New Zealand is caught up in a mountain-biking explosion, with new tracks being created and old tracks reworked. Leading the charge are 23 Great Rides making up the New Zealand Cycle Trail. Many follow old pathways forged by early Māori and pioneer settlers, still rugged around the edges, while new purpose-built tracks tend to be flowing with friendly gradients.
Motu Trails, Bay of Plenty
Located in the blissfully beachy eastern Bay of Plenty, the Motu Trails are three distinct routes traversing the coast and penetrating deep into remote backcountry. They can be ridden as day rides or combined for a two-day loop overnighting in rural accommodation. The hub of the trails is the small coastal town of Opotiki, starting point for the Dunes Trail offering a blend of freewheeling and beach time. Fitter cyclists can venture along the hilly Motu Road that runs from the ocean to the rugged hinterland. The real mountain biking magic, however, is found on the Pakihi Track – a 44 km journey along a century-old byway twisting and turning through native forest. Its remoteness, occasional narrows and steep drop-offs make it suitable only for advanced mountain bikers.
Great Lake Trail, Taupo
Skirting the shores of New Zealand’s largest lake, close to downtown Taupo, this trail boasts a mix of lush forest, wetlands, waterfalls, beaches and panoramic views of Tongariro National Park’s triple volcanoes. Most of the trail is smooth and cruisy, but some grunty hill climbs make it intermediate grade. The whole ride can be spread over two days, or broken into shorter sections of various lengths and difficulty, and using shuttles or a water taxi.
Mountains to Sea, Ruapehu
Mt Ruapehu, the North Island’s highest mountain, in the heart of the volcanic plateau, signals the start of this gnarly adventure through Tongariro and Whanganui national parks all the way to the Tasman Sea. It’s a journey rich in natural and cultural heritage. Special sights include an old cobbled road, Māori meeting houses, magnificent viaducts, and the isolated Bridge to Nowhere. Off-the-bike activities include kayaking and a jet boat ride down the Whanganui River. Ohakune’s Mountain and Old Coach Roads are a day option for intermediate riders, while experienced riders should hone in on Fisher’s Track, or the Mangapurua.

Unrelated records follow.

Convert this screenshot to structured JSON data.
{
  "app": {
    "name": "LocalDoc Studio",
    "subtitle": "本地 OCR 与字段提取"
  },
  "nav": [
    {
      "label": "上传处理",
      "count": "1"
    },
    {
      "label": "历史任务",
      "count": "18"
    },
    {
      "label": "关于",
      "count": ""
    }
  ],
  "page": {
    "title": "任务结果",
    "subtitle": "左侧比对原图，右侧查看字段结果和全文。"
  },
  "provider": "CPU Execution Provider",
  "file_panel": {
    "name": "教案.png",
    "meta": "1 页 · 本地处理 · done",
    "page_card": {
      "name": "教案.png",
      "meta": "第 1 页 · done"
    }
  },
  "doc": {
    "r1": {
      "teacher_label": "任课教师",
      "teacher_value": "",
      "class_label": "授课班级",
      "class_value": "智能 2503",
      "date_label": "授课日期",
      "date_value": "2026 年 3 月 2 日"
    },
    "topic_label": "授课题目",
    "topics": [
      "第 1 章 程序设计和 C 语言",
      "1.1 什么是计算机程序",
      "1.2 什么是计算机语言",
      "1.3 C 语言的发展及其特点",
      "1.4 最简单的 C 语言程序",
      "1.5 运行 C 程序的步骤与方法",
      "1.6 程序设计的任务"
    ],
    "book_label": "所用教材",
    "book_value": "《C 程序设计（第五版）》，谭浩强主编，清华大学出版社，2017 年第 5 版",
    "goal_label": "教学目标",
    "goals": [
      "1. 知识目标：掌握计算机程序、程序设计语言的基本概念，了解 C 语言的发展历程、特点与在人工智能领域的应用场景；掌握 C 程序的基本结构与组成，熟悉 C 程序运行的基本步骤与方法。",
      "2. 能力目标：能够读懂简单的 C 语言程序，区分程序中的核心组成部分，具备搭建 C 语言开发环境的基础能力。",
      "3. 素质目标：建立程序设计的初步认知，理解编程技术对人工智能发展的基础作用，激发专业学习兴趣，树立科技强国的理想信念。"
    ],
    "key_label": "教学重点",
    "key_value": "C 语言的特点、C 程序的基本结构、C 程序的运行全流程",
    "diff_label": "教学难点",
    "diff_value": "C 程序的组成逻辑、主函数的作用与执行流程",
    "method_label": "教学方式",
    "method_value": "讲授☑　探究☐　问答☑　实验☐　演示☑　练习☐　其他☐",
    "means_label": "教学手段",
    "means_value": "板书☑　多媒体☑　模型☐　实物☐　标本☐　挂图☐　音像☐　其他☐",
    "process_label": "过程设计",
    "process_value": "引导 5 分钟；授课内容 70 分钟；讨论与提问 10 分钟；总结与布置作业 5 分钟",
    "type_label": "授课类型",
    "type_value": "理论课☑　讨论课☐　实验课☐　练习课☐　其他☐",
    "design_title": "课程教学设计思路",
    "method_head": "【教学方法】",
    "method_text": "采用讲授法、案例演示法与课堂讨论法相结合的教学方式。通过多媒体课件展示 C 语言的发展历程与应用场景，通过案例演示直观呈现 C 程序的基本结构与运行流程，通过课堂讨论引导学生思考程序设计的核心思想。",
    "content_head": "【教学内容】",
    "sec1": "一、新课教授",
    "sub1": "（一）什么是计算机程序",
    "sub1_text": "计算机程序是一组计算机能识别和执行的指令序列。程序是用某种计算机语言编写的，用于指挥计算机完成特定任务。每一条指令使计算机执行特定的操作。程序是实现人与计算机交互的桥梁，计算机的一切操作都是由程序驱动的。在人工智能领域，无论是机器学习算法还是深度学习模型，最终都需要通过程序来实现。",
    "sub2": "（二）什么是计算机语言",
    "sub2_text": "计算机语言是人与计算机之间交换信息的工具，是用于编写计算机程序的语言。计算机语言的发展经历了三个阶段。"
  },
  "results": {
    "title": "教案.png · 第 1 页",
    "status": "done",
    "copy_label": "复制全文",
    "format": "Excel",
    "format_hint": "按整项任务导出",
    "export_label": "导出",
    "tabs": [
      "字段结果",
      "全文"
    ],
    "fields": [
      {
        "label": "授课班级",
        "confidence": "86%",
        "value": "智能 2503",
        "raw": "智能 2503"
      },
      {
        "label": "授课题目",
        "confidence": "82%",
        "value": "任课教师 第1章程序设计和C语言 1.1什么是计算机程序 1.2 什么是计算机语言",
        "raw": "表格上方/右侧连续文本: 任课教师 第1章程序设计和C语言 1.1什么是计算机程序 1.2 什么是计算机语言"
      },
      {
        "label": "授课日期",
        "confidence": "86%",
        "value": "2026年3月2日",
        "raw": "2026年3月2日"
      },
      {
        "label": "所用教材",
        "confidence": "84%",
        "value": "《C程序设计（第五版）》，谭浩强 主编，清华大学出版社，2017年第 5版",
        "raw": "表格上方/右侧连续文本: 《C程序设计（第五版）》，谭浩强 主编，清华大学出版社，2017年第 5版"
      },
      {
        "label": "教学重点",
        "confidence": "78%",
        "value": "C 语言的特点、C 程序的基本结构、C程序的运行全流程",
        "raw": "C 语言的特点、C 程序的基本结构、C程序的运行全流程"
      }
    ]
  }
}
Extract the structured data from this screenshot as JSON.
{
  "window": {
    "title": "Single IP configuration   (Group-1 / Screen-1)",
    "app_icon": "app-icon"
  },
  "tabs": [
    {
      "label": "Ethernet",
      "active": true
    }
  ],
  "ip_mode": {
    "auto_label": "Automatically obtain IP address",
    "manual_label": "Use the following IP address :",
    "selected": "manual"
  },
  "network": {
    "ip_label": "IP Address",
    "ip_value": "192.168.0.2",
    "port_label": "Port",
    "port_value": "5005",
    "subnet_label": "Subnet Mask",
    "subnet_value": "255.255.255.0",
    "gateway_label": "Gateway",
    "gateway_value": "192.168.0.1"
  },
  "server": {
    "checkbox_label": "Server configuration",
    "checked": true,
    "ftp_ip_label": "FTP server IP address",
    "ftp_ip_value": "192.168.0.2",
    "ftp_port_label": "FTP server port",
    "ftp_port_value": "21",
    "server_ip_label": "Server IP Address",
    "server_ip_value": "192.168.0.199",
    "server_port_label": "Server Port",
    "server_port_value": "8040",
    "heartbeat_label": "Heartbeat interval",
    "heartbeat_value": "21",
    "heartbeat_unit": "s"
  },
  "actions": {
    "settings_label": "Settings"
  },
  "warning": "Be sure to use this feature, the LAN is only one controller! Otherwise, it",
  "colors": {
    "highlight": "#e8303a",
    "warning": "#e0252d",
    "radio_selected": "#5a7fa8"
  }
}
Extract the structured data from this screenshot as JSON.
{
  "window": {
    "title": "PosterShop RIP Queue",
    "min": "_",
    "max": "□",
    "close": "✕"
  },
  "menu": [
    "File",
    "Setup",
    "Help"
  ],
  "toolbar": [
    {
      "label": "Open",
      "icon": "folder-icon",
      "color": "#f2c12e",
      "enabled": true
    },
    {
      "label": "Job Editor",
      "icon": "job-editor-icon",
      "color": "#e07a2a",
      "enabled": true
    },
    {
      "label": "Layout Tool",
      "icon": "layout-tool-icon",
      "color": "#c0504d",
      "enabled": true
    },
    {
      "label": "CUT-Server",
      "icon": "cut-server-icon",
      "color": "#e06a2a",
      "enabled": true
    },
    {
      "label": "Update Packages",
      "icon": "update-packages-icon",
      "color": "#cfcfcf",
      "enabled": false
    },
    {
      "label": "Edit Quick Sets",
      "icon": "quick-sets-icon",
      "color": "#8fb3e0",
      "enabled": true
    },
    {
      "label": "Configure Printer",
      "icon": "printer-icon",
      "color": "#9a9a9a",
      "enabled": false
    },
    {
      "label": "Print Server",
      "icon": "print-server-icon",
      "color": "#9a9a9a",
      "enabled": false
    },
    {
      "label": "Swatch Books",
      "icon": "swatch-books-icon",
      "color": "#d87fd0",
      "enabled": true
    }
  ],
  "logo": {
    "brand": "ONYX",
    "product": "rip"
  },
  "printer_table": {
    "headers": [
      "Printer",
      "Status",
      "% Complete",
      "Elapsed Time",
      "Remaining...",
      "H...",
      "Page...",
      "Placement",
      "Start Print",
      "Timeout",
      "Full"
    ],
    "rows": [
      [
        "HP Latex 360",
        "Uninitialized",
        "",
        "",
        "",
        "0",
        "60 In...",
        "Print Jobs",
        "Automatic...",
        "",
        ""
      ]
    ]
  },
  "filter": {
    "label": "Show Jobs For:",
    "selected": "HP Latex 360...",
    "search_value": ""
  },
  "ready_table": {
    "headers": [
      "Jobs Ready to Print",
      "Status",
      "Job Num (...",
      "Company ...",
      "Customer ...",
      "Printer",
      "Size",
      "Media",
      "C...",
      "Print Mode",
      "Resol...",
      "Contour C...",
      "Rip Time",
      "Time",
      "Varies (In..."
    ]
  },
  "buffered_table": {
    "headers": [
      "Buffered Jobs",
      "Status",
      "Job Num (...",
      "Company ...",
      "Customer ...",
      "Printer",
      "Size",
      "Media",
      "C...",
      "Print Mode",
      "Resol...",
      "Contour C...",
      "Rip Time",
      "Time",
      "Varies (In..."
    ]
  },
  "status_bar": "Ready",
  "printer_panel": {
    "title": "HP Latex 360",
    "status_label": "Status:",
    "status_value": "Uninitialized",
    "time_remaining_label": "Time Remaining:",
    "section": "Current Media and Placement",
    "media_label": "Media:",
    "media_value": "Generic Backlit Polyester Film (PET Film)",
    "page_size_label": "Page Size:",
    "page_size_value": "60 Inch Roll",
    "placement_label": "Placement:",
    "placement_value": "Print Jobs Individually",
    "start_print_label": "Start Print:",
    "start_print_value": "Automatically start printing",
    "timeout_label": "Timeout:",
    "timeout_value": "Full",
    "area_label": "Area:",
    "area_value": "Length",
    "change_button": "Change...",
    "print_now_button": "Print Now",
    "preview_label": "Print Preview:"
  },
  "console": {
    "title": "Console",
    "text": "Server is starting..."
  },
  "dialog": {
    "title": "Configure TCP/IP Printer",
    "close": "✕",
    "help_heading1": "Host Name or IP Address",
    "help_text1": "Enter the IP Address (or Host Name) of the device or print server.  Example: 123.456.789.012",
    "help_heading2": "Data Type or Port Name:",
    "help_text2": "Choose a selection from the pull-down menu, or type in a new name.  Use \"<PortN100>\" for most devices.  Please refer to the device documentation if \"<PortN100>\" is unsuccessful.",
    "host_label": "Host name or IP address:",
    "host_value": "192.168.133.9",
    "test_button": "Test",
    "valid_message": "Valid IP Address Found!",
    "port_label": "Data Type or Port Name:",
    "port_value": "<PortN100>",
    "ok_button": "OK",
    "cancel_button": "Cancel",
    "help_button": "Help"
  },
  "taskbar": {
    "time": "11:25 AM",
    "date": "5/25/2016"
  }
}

Queen Charlotte Track, Marlborough Sounds
The Queen Charlotte Track leads riders through the Marlborough Sounds, one of New Zealands most beautiful waterways. The journey starts with a scenic boat cruise from Picton to historic Ship Cove in the outer reaches of Sounds, from where the trail skirts around bay after bay, linked by saddles and ridges topped with stupendous viewpoints.
Offering a mix of intermediate and advanced riding, the whole track can be completed over 2-3 days by fit riders, or broken into shorter, leisurely sections with the assistance of regular water taxis. They also ferry luggage between overnight stops including nature campsites and seafront lodges, with resort lunches, kayaking and hiking.
The Old Ghost Road, West Coast
Officially opened in December 2015, this is New Zealand’s longest single-track, which resurrects an old gold miners’ route between the ghost town of Lyell in the Buller Gorge and Seddonville near the coast. With expertly built track and comfortable sleeping huts in an environment dominated by ancient rainforest, rocky mountain tops and a rugged river gorge, this is considered the cutting edge of cross-country riding. The full trail is remote and challenging, and takes at least two days.